Let’s just say these topics were not “in the curriculum”. But that is why I let them lead the discussion. I reminded them over and over that they are smart, beautiful women who are worth taking care of and worth the risk of being an agent of change. I told them I am not naive enough to believe getting out of the world they have known will be easy, but I do think they can do it. Under all of the categories, the ladies said they needed “support” – other people to help them, hold them accountable, and point them in the right direction.
And then I started to see the biggest set of handcuffs of all: isolation. Shame, fear, lack of resources, anxiety, hopelessness – these things isolate us from the very people who could bring us out of our despair. We’ve created a system that tells people to be “self reliant” when there is no self to rely on. We raise generations of men and women who have no sense of identity or self worth. It is not lost on me that in the age of “selfie sticks” (anyone reading this has permission to smack me upside the head if they ever catch me using one), we are a land full of people who don’t know who we are.

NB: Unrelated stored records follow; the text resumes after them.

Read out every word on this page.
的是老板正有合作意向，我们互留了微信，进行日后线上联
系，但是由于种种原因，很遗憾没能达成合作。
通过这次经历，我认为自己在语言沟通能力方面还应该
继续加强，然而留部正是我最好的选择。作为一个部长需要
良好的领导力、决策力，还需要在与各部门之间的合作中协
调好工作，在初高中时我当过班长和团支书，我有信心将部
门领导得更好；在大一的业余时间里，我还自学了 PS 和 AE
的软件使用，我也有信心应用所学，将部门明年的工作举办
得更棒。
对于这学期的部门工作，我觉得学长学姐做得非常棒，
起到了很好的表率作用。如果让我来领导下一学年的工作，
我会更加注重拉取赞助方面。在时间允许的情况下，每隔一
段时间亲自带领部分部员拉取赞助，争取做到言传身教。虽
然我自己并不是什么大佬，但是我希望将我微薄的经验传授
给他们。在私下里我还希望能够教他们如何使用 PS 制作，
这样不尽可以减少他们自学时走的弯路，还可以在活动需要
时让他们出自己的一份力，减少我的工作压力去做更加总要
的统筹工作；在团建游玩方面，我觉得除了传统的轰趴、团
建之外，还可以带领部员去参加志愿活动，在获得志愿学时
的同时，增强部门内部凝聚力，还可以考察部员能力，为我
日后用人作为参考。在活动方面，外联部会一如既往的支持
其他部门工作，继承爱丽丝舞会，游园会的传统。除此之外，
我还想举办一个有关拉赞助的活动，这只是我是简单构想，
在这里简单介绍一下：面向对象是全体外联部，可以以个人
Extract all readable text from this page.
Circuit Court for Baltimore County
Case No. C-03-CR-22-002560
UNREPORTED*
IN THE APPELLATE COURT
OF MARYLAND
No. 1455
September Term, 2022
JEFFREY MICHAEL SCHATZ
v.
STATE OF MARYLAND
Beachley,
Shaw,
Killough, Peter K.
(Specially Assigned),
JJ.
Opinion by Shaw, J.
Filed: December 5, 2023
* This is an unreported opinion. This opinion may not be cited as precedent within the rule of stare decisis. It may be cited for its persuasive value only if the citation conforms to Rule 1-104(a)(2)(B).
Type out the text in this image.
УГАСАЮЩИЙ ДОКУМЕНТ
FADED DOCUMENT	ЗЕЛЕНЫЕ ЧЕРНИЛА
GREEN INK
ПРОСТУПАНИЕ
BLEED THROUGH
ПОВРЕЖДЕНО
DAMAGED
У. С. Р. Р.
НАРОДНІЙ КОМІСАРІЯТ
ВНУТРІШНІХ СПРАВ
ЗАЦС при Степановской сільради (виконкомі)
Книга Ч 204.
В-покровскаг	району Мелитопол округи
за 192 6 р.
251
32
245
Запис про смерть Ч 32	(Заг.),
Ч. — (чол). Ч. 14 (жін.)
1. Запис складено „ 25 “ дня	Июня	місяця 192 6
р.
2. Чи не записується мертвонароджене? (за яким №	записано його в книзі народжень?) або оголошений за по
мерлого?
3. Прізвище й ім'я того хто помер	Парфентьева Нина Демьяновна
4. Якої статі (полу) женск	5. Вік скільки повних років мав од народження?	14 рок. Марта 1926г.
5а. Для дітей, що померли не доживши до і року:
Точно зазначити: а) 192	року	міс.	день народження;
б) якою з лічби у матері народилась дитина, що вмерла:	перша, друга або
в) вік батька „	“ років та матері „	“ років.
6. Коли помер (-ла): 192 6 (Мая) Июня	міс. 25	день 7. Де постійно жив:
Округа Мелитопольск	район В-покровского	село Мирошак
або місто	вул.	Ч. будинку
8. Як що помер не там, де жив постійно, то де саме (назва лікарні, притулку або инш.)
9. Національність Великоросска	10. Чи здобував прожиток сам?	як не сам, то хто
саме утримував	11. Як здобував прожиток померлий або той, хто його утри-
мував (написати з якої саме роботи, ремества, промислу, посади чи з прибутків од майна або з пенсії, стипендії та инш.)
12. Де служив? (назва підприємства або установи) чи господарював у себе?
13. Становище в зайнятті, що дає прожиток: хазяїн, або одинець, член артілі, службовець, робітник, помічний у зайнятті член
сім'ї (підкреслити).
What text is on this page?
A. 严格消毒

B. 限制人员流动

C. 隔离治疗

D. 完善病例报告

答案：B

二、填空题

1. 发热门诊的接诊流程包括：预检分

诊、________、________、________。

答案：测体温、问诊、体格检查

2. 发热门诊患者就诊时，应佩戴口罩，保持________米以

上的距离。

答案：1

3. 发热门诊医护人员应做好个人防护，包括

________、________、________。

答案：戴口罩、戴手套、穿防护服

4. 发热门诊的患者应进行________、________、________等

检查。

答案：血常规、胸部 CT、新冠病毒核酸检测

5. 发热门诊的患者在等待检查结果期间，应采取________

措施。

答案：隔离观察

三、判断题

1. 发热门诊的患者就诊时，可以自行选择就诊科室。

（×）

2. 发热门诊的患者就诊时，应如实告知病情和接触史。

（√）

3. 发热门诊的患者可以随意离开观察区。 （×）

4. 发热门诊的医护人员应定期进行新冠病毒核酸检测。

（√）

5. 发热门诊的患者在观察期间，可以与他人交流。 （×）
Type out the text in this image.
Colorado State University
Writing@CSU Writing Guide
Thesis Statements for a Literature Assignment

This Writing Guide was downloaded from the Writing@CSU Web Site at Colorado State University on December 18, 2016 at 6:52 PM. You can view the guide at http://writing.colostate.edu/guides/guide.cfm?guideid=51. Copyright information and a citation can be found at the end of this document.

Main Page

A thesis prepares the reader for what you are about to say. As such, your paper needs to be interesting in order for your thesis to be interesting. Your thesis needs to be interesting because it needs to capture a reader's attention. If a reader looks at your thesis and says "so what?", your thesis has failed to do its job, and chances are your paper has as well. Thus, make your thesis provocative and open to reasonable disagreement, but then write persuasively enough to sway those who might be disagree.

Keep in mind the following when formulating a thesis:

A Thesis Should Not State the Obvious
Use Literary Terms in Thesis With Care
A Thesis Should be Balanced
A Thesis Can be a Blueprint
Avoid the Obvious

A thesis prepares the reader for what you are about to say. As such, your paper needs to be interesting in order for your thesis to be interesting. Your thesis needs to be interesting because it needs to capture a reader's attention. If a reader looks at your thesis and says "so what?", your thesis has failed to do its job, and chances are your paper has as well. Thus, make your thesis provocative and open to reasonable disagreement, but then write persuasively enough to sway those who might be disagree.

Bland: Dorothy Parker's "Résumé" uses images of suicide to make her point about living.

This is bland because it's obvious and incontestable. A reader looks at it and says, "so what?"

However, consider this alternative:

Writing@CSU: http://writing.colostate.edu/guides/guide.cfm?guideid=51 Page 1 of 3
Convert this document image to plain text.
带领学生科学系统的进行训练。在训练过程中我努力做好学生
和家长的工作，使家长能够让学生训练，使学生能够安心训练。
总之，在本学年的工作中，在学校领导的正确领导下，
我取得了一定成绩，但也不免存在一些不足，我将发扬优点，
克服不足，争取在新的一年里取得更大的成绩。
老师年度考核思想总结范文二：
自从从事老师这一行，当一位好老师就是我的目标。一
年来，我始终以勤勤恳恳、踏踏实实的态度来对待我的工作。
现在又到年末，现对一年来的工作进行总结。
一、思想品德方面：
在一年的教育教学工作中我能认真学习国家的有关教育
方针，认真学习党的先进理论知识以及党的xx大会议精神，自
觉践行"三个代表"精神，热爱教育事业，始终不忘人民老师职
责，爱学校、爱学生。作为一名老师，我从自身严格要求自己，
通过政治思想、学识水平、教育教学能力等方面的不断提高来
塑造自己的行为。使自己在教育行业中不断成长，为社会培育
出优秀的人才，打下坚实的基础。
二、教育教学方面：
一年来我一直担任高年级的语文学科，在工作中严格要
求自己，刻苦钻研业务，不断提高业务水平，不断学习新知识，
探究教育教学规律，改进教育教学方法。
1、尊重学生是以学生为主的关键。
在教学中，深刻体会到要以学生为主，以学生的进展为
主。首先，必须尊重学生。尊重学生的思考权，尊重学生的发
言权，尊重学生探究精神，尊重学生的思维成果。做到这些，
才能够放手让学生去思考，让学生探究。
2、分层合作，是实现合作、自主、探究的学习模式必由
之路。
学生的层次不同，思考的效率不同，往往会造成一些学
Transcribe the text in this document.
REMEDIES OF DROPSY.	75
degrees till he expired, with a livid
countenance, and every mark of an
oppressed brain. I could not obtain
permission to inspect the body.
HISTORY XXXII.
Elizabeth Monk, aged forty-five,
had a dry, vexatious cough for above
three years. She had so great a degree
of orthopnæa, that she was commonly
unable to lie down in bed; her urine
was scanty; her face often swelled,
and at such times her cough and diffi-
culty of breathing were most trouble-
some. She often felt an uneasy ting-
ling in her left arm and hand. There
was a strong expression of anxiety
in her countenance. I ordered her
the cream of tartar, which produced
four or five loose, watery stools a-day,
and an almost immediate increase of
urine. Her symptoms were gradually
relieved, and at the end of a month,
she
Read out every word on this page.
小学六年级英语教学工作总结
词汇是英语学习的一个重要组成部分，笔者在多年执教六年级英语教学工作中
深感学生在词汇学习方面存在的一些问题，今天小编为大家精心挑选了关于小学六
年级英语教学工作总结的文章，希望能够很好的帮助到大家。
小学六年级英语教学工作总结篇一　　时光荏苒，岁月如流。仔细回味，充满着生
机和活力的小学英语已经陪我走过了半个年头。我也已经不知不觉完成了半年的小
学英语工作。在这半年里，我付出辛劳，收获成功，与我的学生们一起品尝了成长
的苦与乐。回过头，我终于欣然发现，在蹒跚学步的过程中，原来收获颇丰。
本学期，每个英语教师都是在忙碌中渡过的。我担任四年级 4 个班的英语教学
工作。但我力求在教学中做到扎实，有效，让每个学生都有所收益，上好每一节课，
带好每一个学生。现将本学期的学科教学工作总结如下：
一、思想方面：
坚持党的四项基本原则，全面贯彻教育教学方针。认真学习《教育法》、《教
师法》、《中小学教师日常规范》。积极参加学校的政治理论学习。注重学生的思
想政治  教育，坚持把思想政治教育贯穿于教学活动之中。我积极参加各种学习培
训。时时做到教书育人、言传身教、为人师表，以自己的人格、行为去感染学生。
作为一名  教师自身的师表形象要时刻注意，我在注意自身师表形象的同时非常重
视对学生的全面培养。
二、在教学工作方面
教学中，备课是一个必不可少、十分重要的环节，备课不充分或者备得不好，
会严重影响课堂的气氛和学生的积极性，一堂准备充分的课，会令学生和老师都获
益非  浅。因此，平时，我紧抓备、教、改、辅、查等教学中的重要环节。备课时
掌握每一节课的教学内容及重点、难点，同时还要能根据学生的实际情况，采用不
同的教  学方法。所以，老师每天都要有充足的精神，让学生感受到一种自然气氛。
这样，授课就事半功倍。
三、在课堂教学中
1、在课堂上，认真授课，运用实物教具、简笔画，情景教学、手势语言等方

What grieves me the most about counseling and working in the jail is that I have to repeatedly tell people WHO THEY ARE – that they are worth loving and caring for, worth listening to, worth crying for and laughing with and that they have a story that is worth telling.
The real chains that bind are the ones we can’t see, but they are far too strong to be broken alone. Hurt people hurt people, but hurt people also heal people. At the end of the day we are all just people, and we are all worth it.